Social-Emotional Learning

At ISTE Live Conference, Pandemic Lessons and New Challenges

By Daniel Mollenkamp     Jul 7, 2022

At ISTE Live Conference, Pandemic Lessons and New Challenges

When he started working as a school superintendent almost a decade ago, P.J. Caposey was eager. A couple of months before he was scheduled to start, he asked for an email address so he could get going early. That’s how he found out that the district didn’t have work emails set up.

Fast forward and things have changed. In a little less than a decade, the district has gone from having no functional email to “ubiquitous Wi-Fi” and every kid with a device, Caposey said during a panel at the ISTE Live conference in New Orleans last week. (ISTE is the parent organization of EdSurge, though we operate with editorial independence.)

That sounds like a stunning success story.

But Caposey, the superintendent of Meridian CUSD 223 in Illinois, added that the pandemic also forced them to realize “massive equity and access issues.”

As a district in a small, rural community, they suffered from the kind of broadband access issues that were spotlighted by the pandemic. “Quite frankly, I’m embarrassed,” Caposey said. “Because as someone who has talked about technology and has talked about equity, I knew this. It was, like, the worst kept secret.”
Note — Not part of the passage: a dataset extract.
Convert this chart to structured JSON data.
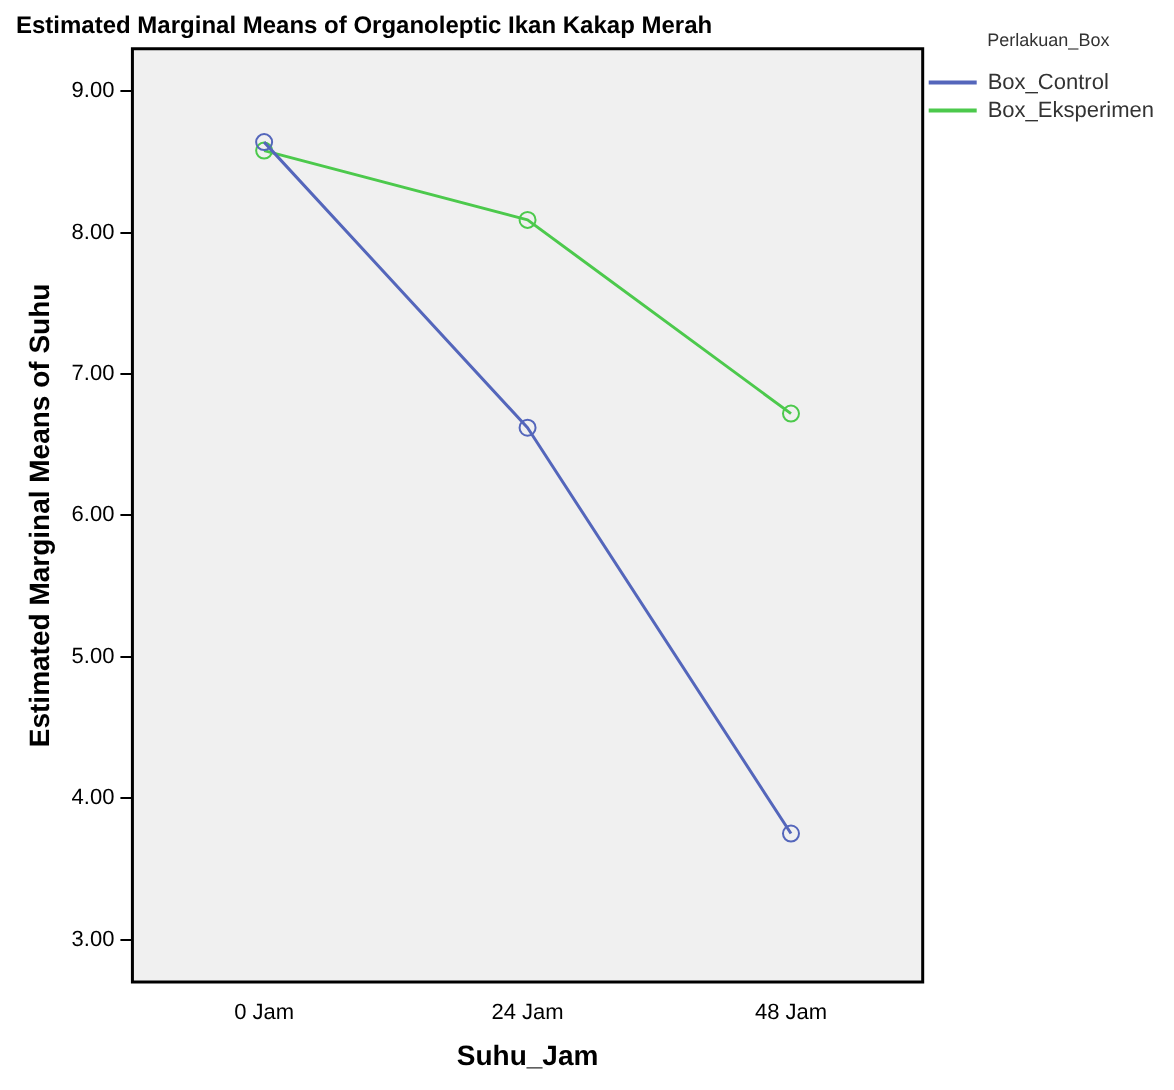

It was an example of how in the past few years edtech has been both a success story—allowing schools to keep learning from stalling out during the COVID-19 pandemic—and a spotlight alerting schools to the knotty social challenges confronting them.

Superintendents at the panel noted some of those successes. For example, embracing edtech over the past two-and-a-half years has made interactions with parents more flexible, said Alena Zachery-Ross, superintendent of Ypsilanti Community Schools in Michigan. Schools have been able to hold virtual meetings and use digital documents for parents who are at work, which has helped with parent-teacher conferences and meetings about individualized education programs, or IEPs, for students with a disability.

But the pandemic has also shined a light on the dramatic need for social-emotional learning and mental health services. It has alerted districts to dramatic issues—including a stark rise in students seeming to be contemplating suicide, revealed by tech systems that surveil students and send reports to school leaders about internet activity flagged as inappropriate. (Of course, that kind of high-tech surveillance in schools has raised privacy concerns.)

Districts are left to figure out how to incorporate the social and emotional support that’s so obviously needed, for students and staff, with the need to keep moving forward with academic learning, superintendents at the panel said.

After the Relief Funding Vanishes

Even as they confront those challenges, districts are staring down what will happen when the current pool of federal relief funding dries up.

The oncoming spending cliff is “scary for every educator in the room, regardless of which seat you occupy,” Caposey said.

Most districts received about 10 percent of their annual budget in elementary and secondary school emergency relief (ESSER) funds, which have been used to try to stave off their student’s learning loss from the pandemic disruptions to teaching and to add “really cool” technology and even staff, Caposey said. But when that money goes away, he added, districts are going to be in an “interesting position.”

Districts planned out how to deploy their relief funding in different ways, but its absence will likely present a nationwide obstacle.

So many solutions have been thrown at the wall using that federal funding that even the districts that have seen success in limiting learning loss may be unsure of what’s actually working, Caposey said, pointing towards his own district in Illinois.

Districts aren’t really expert at figuring out the return-on-investment once they’ve made a purchase either, he said.
Superintendents expect that figuring it out will mean making shifts.

Undoubtedly, Caposey said, some tools that teachers love will vanish with the federal dollars, but some won’t. Figuring out the returns for these tools over the next handful of years and making sure the transition doesn’t “damage the culture and climate of schools” will be “a really interesting and difficult process,” he added.